Shading is the funnest in wet noodle nibs. Of which I am an aficionado. On the other hand shimmer (I call it nanoglitter) never works for me.

Right now I’m content to admire fountain pens and inks from a distance, but I have started keeping an assortment of gel ink pen colors at my desk (blue-black is my favorite, and the most practical for documents). For the chart, I do think you could add two more columns: Swarovski crystal fans, and Fiestaware collectors. :grin:

BTW, the “Artists’” colors are more like designers’ colors. Painters have an entirely different vocabulary. And oil, acrylic and watercolors are very different.

I just want to thank the OP for this thread. I’ve had a passing interest in fountain pens for a long time. I knew that there was a variety of ink colours but had no idea how many there actually were.

Since this thread, I have bought a few starter pens and got a handful of ink samples. My handwriting is generally terrible and this is pushing me to improve. I’ve learned that a medium nib is better for me than fine point. Now, after writing with a $20 Kaweco pen with a steel nib I have to wonder what a $2000+ Namiki with a gold nib is like?

I do love Kon-peki, but I’m really enjoying Black Swan in Australian Roses (Noodlers) which I have in my Pelikan M400 - I guess it’s kinda Amethyst/Black (depending on the shading). I looking at a Yama-Budo or Poussiere de Lune in the near future (I’ve heard Noodlers, especially bulletproof or semi-bulletproof, can stain if one isn’t careful).

One of us! Welcome to the world of fountain pens! :smile:

If you ask on the Reddit sub, someone will answer your Namiki question, I’m pretty sure. I’ve seen people asking about other pens before in the comments and get lots of nice answers. You could also post a picture of your new pen and ask there. From what I’ve seen, it’s a really nice community. Some guy there died, and they did something for his widow recently.

Beware though, you’ll be wanting all kinds of pens and inks you never knew existed. There’s some gorgeous stuff there, along with some nice artwork.

The other place people talk about is The Fountain Pen Network. I haven’t been there in ages, so I can’t speak for it.

Hope you have fun with your new pens and inks!

I’ve heard of a few cases of clogging too if left in the pen too long. But I’ve never tried Noodler’s before so that’s all hearsay.

Y’all are right handed, aren’t you.

I enjoy playing with fountain pens, but it’s just too hard to keep them from smudging and staining my hand.

Also, that’s NOT Kelly green, it’s too light.

Just did a quick search on reddit for left-handed pens and got a ton of hits. Here’s a couple. From reading the comments, most lefties don’t have a problem with smudging. They give tips on nib sizes, certain inks and papers. But I think there are left handed fountain pens. I don’t know the difference though.

That is one thing that I was not prepared for. The fact that there is some paper that is better for fountain pens than others. My father always used pads of Rhodia graph paper, which I now know is one of the better papers for fountain pens.

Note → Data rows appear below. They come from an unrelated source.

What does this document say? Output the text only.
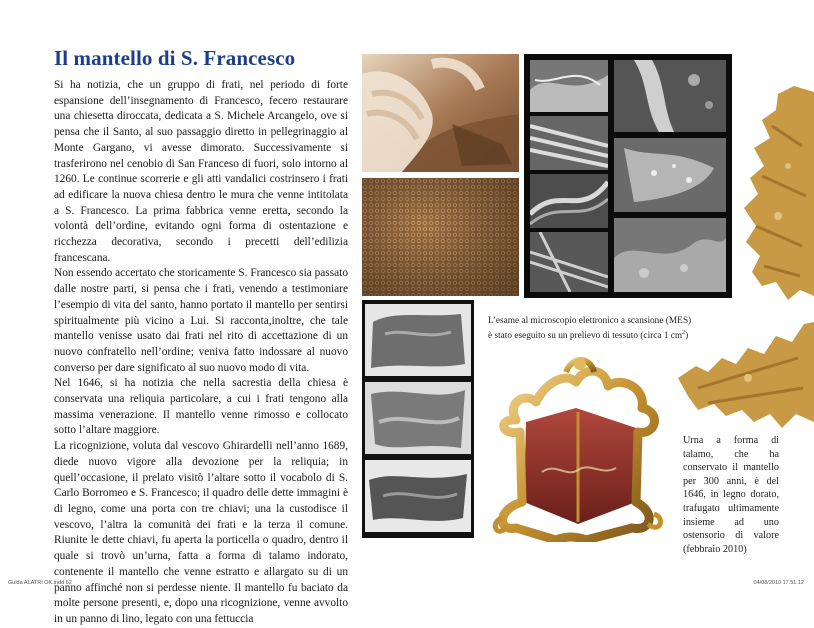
Il mantello di S. Francesco

Si ha notizia, che un gruppo di frati, nel periodo di forte espansione dell’insegnamento di Francesco, fecero restaurare una chiesetta diroccata, dedicata a S. Michele Arcangelo, ove si pensa che il Santo, al suo passaggio diretto in pellegrinaggio al Monte Gargano, vi avesse dimorato. Successivamente si trasferirono nel cenobio di San Franceso di fuori, solo intorno al 1260. Le continue scorrerie e gli atti vandalici costrinsero i frati ad edificare la nuova chiesa dentro le mura che venne intitolata a S. Francesco. La prima fabbrica venne eretta, secondo la volontà dell’ordine, evitando ogni forma di ostentazione e ricchezza decorativa, secondo i precetti dell’edilizia francescana.

Non essendo accertato che storicamente S. Francesco sia passato dalle nostre parti, si pensa che i frati, venendo a testimoniare l’esempio di vita del santo, hanno portato il mantello per sentirsi spiritualmente più vicino a Lui. Si racconta,inoltre, che tale mantello venisse usato dai frati nel rito di accettazione di un nuovo confratello nell’ordine; veniva fatto indossare al nuovo converso per dare significato al suo nuovo modo di vita.

Nel 1646, si ha notizia che nella sacrestia della chiesa è conservata una reliquia particolare, a cui i frati tengono alla massima venerazione. Il mantello venne rimosso e collocato sotto l’altare maggiore.

La ricognizione, voluta dal vescovo Ghirardelli nell’anno 1689, diede nuovo vigore alla devozione per la reliquia; in quell’occasione, il prelato visitò l’altare sotto il vocabolo di S. Carlo Borromeo e S. Francesco; il quadro delle dette immagini è di legno, come una porta con tre chiavi; una la custodisce il vescovo, l’altra la comunità dei frati e la terza il comune. Riunite le dette chiavi, fu aperta la porticella o quadro, dentro il quale si trovò un’urna, fatta a forma di talamo indorato, contenente il mantello che venne estratto e allargato su di un panno affinché non si perdesse niente. Il mantello fu baciato da molte persone presenti, e, dopo una ricognizione, venne avvolto in un panno di lino, legato con una fettuccia

L’esame al microscopio elettronico a scansione (MES)
è stato eseguito su un prelievo di tessuto (circa 1 $cm^2$)
Urna a forma di talamo, che ha conservato il mantello per 300 anni, è del 1646, in legno dorato, trafugato ultimamente insieme ad uno ostensorio di valore (febbraio 2010)
Guida ALATRI OK.indd 62	04/08/2010 17.51.12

In Canada those pads retail for $10+.

And not to mention the confusion that I have over the Tomoe River paper change.

The issue isn’t the shape of the nib. The issue is that if you write with your left hand, your hand sits on the part of the paper you’ve just written on. Writing in Hebrew i never smudged paper.

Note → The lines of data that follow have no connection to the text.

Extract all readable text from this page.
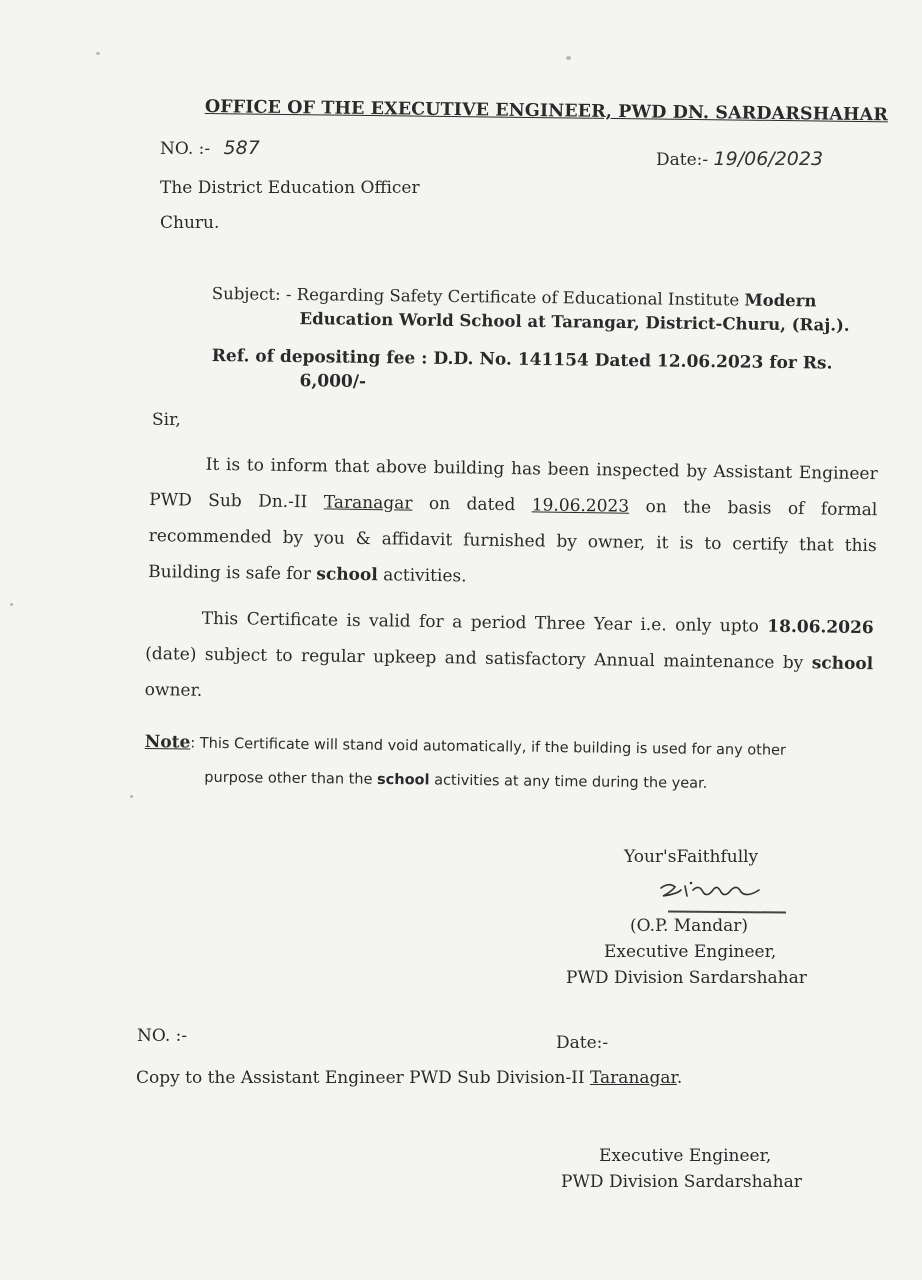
OFFICE OF THE EXECUTIVE ENGINEER, PWD DN. SARDARSHAHAR
NO. :- 587
Date:- 19/06/2023
The District Education Officer
Churu.
Subject: - Regarding Safety Certificate of Educational Institute Modern
Education World School at Tarangar, District-Churu, (Raj.).
Ref. of depositing fee : D.D. No. 141154 Dated 12.06.2023 for Rs.
6,000/-
Sir,
It is to inform that above building has been inspected by Assistant Engineer PWD Sub Dn.-II Taranagar on dated 19.06.2023 on the basis of formal recommended by you & affidavit furnished by owner, it is to certify that this Building is safe for school activities.
This Certificate is valid for a period Three Year i.e. only upto 18.06.2026 (date) subject to regular upkeep and satisfactory Annual maintenance by school owner.
Note: This Certificate will stand void automatically, if the building is used for any other
purpose other than the school activities at any time during the year.
Your'sFaithfully
(O.P. Mandar)
Executive Engineer,
PWD Division Sardarshahar
NO. :-	Date:-
Copy to the Assistant Engineer PWD Sub Division-II Taranagar.
Executive Engineer,
PWD Division Sardarshahar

And yes, if the paper absorbs the ink quickly enough it is less of an issue. But my experience with fountain and dip pens was that the ink tends to sit liquid, above the paper, for a bit. Yes, it shimmers. But unless I am extremely careful, it also smudged.

You can tell that Hebrew is an older written language, because Hebrew is written in the direction that is more convenient for a right handed person if you are engraving in stone. But English and similar are written in the direction that is more convenient for a right-handed person wielding a pen on parchment.